There was one problem we hadn’t yet discussed. “So how do we intercept the delivery guy without anyone noticing? It’s a pretty big part of the plan.”

“We lure him somewhere quiet,” said Delane.

“And how do we do that?”

Delane grinned. “That’ll be with Vermillion Blue.”

Vermillion entered on cue. I kept my gaze firmly off Bromasta’s face. Having seen the “Vermillion Effect” in action, I thought I’d vomit if I caught the same dreamy look in my dad’s eyes.

“No offense, Vermillion,” I said, as she sandwiched herself between Sol and Delane, “but everyone in town must know who you are. You’re not exactly hard to spot.”

“Then we will make it hard.” She snuggled against Delane. “Delane, you choose. I know you have favorites.”

“Twenty-eight,” crooned Delane. “Do twenty-eight.”

I tried not to laugh. Vermillion was growing on me, especially since I knew that she and Sol weren’t together. I don’t think I’d ever met such a self-confident person. I would have loved to have seen her in action with Kieran and Seth; she’d turn them both into quivering wrecks.

Though Delane looked like he’d be happy to have Vermillion stay at his side forever, she swept to the corner of the room where she drew back a curtain revealing an alcove of shelves, crammed with bottles and jars. “Twenty-eight,” she said, scanning the rows. “Here she is.”

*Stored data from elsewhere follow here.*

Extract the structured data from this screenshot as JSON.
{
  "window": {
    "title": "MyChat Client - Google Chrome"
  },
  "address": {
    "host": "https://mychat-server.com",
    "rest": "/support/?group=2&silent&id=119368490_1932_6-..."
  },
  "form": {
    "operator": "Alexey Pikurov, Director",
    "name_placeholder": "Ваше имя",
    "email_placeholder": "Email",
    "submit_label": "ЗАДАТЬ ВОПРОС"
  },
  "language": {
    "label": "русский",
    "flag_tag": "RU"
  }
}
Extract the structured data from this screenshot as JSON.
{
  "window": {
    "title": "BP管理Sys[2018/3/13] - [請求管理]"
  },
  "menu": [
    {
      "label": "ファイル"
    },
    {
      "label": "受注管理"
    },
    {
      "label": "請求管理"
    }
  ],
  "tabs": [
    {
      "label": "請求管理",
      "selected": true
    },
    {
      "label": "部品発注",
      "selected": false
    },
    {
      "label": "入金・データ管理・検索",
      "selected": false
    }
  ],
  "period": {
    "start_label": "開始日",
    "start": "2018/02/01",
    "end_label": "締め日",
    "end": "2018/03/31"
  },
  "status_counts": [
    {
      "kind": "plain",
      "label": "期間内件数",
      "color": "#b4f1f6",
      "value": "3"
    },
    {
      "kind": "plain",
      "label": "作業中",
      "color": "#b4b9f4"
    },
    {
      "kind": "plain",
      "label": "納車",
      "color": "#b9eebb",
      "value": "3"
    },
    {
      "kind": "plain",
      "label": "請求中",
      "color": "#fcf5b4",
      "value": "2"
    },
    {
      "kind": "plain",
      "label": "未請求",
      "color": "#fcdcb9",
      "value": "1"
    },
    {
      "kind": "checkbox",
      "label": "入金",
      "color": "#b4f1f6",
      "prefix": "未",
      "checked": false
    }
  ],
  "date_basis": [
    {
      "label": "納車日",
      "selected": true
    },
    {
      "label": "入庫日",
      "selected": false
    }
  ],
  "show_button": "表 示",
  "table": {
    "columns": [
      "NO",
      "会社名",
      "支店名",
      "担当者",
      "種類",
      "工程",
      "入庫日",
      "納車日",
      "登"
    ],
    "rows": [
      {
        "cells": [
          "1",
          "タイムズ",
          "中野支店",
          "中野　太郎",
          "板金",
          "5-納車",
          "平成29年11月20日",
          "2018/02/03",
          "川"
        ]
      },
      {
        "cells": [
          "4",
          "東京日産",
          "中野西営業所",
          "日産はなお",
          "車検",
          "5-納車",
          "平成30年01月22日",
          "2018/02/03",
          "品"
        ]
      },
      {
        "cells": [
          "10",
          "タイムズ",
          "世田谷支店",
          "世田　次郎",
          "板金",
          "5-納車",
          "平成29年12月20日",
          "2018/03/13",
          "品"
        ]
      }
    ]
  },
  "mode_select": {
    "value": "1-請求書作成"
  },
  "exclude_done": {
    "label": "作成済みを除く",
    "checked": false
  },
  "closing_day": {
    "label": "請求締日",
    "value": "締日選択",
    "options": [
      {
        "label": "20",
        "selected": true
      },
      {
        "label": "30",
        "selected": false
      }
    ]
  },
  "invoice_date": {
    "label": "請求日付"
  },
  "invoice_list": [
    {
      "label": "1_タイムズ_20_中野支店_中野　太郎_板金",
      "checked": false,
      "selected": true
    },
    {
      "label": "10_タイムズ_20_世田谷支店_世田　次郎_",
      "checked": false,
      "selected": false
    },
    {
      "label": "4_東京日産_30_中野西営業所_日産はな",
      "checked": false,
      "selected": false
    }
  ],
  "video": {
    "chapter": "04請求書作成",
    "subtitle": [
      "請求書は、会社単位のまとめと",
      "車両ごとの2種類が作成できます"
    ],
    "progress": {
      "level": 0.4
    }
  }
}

She returned with a small green jar. “Beseye,” she said, and, after unscrewing the lid, removed a strand of long, dark hair. “A
touch of Balian, though weak.” She inhaled. “And Fauna Demon somewhere along the line. Unusual mix.”

Beyond mystified, I stared, as mesmerized as Delane. “I love twenty-eight,” he said, almost drooling on the table.

Stunned and slightly repulsed, I watched as Vermillion placed the tip of the hair on her tongue and then closed her mouth.

The change started gradually: a couple of twitches beneath Vermillion’s skin. Her lips, firm and plump, pursed to a heart. Her ice-blue eyes darkened to brown. Vermillion’s scarlet hair blackened and then
receded
into her scalp until it lay at shoulder length. Her silvery skin transformed to tan. And as all of this happened, the metamorphosis gained pace elsewhere. She was shrinking, for one.

There was no violence or jerkiness to the transformation. Everything slipped and slid, like melted chocolate poured into a mold. And where it settled, it set, until finally Vermillion was gone, and a petite dark-haired girl, who couldn’t have been much older than me, stood in her place, her body dwarfed by Vermillion’s long white gown. The girl—
Vermillion?
—smiled and the entire face came alive with a stunning, exotic beauty. She looked Hawaiian to me—big brown eyes, golden tan, glossy waves of ebony hair. Gorgeous.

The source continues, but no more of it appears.